Todos, de alguna manera, recordamos nuestras primeras veces en una sala de cine. Sentarnos en medio de la oscuridad ocupando una butaca más grande que nosotros, escuchar el sonido al inicio de la proyección y ver cómo la pantalla se inunda de imágenes a una proporción gigantesca. Es parecido a la televisión, pero más espectacular. El cine nos marca como una de nuestras primeras grandes experiencias en la que como niños y niñas no tenemos un concepto de si es una forma de arte, de entretenimiento o cualquier etiqueta, simplemente es una película, y se convierte en parte de nuestras vidas cotidianas como algo que nos brinda una felicidad mayor.
Hoy, ser infante y crecer viendo cine y en general, productos audiovisuales, tiene indudablemente una conexión directa con los hábitos de consumo cinematográfico de los padres. Nuestro acercamiento al cine está también dictado, en gran medida, por la cultura popular y las producciones hechas para el entretenimiento masivo, haciéndonos desde pequeños olvidar piezas cinematográficas que quedan ocultas bajo la sombra de las grandes producciones y el hegemónico Hollywood.

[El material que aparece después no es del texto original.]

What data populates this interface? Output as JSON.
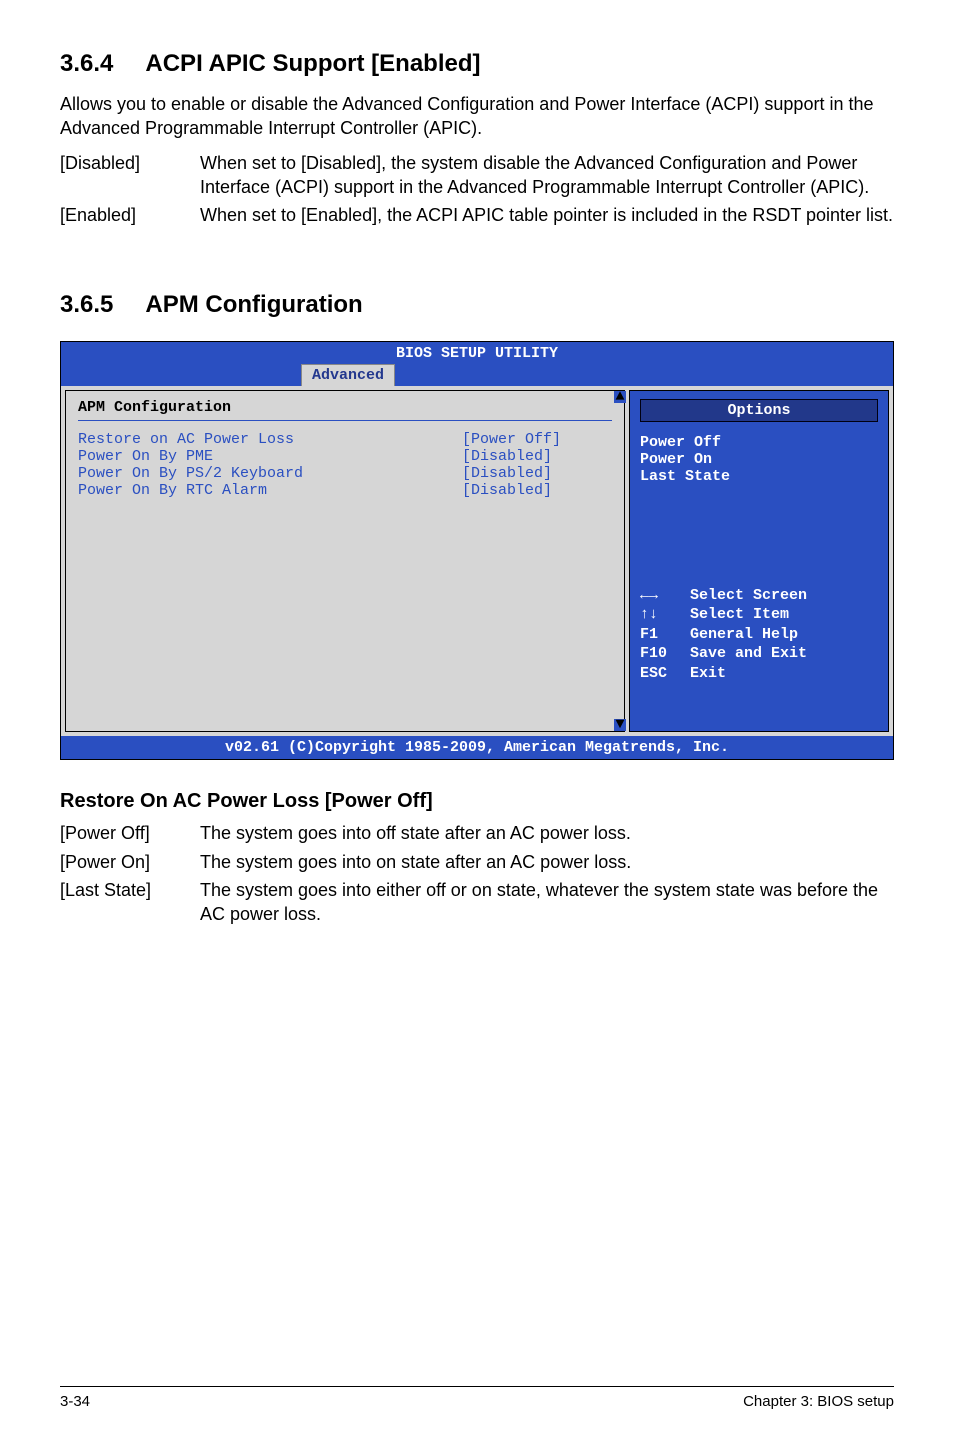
{
  "sec364": {
    "num": "3.6.4",
    "title": "ACPI APIC Support [Enabled]",
    "desc": "Allows you to enable or disable the Advanced Configuration and Power Interface (ACPI) support in the Advanced Programmable Interrupt Controller (APIC).",
    "opts": [
      {
        "label": "[Disabled]",
        "text": "When set to [Disabled], the system disable the Advanced Configuration and Power Interface (ACPI) support in the Advanced Programmable Interrupt Controller (APIC)."
      },
      {
        "label": "[Enabled]",
        "text": "When set to [Enabled], the ACPI APIC table pointer is included in the RSDT pointer list."
      }
    ]
  },
  "sec365": {
    "num": "3.6.5",
    "title": "APM Configuration"
  },
  "bios": {
    "header_title": "BIOS SETUP UTILITY",
    "tab": "Advanced",
    "left": {
      "cfg_title": "APM Configuration",
      "rows": [
        {
          "lbl": "Restore on AC Power Loss",
          "val": "[Power Off]"
        },
        {
          "lbl": "Power On By PME",
          "val": "[Disabled]"
        },
        {
          "lbl": "Power On By PS/2 Keyboard",
          "val": "[Disabled]"
        },
        {
          "lbl": "Power On By RTC Alarm",
          "val": "[Disabled]"
        }
      ]
    },
    "right": {
      "options_header": "Options",
      "opts": [
        "Power Off",
        "Power On",
        "Last State"
      ],
      "help": [
        {
          "k": "←→",
          "t": "Select Screen"
        },
        {
          "k": "↑↓",
          "t": "Select Item"
        },
        {
          "k": "F1",
          "t": "General Help"
        },
        {
          "k": "F10",
          "t": "Save and Exit"
        },
        {
          "k": "ESC",
          "t": "Exit"
        }
      ]
    },
    "footer": "v02.61 (C)Copyright 1985-2009, American Megatrends, Inc."
  },
  "restore": {
    "heading": "Restore On AC Power Loss [Power Off]",
    "opts": [
      {
        "label": "[Power Off]",
        "text": "The system goes into off state after an AC power loss."
      },
      {
        "label": "[Power On]",
        "text": "The system goes into on state after an AC power loss."
      },
      {
        "label": "[Last State]",
        "text": "The system goes into either off or on state, whatever the system state was before the AC power loss."
      }
    ]
  },
  "footer": {
    "left": "3-34",
    "right": "Chapter 3: BIOS setup"
  }
}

Personalmente, como padre de una hija de tres años, sin tratar de alienarla de todo aquello que la cultura popular le brinda, busco la forma de que le parezca también natural el acercamiento a otras formas de narrativa en las que el contemplar, el dejarse llevar por las emociones de la trama, tiene una importancia más profunda que el mantenerse entretenidos por la estrepitosa comedia o la zumbante agilidad del lenguaje audiovisual. En ello he encontrado un gran aliado en el cine de Hayao Miyazaki, con la belleza de carácter pictórico en su animación y una profundidad narrativa que más allá de su complejidad, sus historias encuentran los recursos necesarios para contarse de manera simple, estremecedora.
Un hermoso ejemplo de ello lo encuentro en Ponyo (Miyazaki, 2008), un cuento infantil que gira en torno a una princesa marina que busca una metamorfosis humana a través de la pureza del amor incondicional encontrado en la infancia, y que más allá de la simpleza de su narrativa, la profundidad del relato nos lleva a los no tan pequeños y no tan puros de corazón a comprender la belleza de la metáfora ambientalista sobre el que gira la obra. Y es precisamente en ello en que probablemente radique el enorme poder de la narrativa del universo Miyazaki, en la simpleza como un motor para contar historias en el que la edad de su espectador no es relevante. Comprender que tengamos tres, treinta y tres u ochenta años, todos podemos conectarnos y fascinarnos ante la historia que nos cuenta la pantalla.